For other cash-strapped authorities, the 1% increase may have had an even bigger impact requiring more savings from key services or even putting their planned developments at risk. In short, the hike has resulted in uncertainty, severely hindered financial planning and led to riskier options that may come back to bite some authorities. Of course, Covid 19 has emerged in the interim and in terms of impact, has put the PWLB hike in the shade. Nevertheless, we shouldn’t forget the major upheaval that it caused at the time.

Destiny and certainty

Moreover, whilst it was a surprising move, it was not the first time. Barnsley was in the middle of finalising Phase 3 of its £1bn Building Schools for the Future programme in October 2010 when news of a similar 1% rise was announced, again sparking consternation.

Significant shifts in interest rates are the main reason why Barnsley supports the MBA proposal. We want the local government sector to take control of its own destiny and not be subject to the whims of policy decisions like these.

Whilst I appreciate there are more urgent issues happening now, equally there has never been a better opportunity to establish the bond agency than at this moment. The pooled interest rate is likely to be well below the PWLB equivalent and therefore any savings will be significant.

Lancashire County Council proved this when they used the MBA to launch a single authority bond and secured a rate around 1% below equivalent PWLB rates – saving in excess of £3m per annum in the process.

The MBA approach is also similar to our own in that it’s primary focus is on certainty whilst still seeking to be sufficiently flexible to generate interest rate savings. Therefore, unlike previously, the MBA is providing options for authorities around different term periods as well as looking to offer up forward dated loans in future.

This is a type of loan that Barnsley has already carried out as it complements our treasury management strategy by creating a more certain backdrop, avoids the cost of carry and allows us to access cheaper short-term loans in the interim. In the current period of volatility, certainty and savings seem an ideal mix.

Joint and several

The MBA is also seeking to iron out some of the issues that beset earlier launches. The biggest prior issue was the “joint and several” guarantee to cover potential default. Although no local authority has ever defaulted on a loan, the “joint and several” guarantee did appear to be a frightening prospect as there didn’t seem to be any limit to the scale of underwriting that individual authorities could be subject to.

This has now been replaced by a proportional guarantee that seeks to cap the amount authorities are expected to underwrite and which ceases altogether as soon as an individual authority repays its loan (unlike previous arrangements).

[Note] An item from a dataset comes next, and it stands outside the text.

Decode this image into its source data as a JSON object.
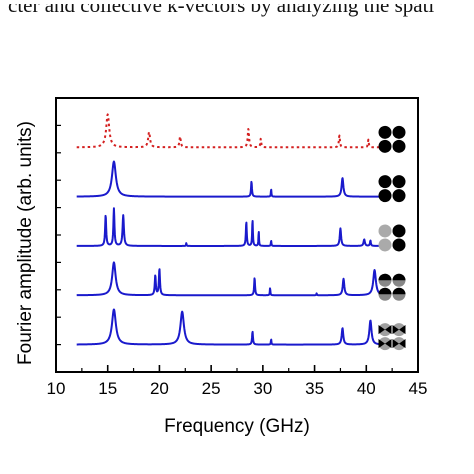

For the reasons outlined above, Barnsley has already taken the move to commit to the first launch of MBA’s pooled bond. It does, however, need many more authorities to commit to the MBA to demonstrate to the market that there is both sufficient value and interest from the local government sector.

I know some authorities are waiting to see whether PWLB rates reduce as a result of the government’s current consultation. This is understandable but, as mentioned earlier, it is also the ideal time for authorities, as a collective, to identify their own alternative funding sources via the MBA platform.

Amidst all the issues that Covid-19 is causing to authority budgets and the prevailing uncertainty, isn’t it at least time to take control over the financing of our own debt?

Ian Rooth is head of financial services at Barnsley Metropolitan Borough Council.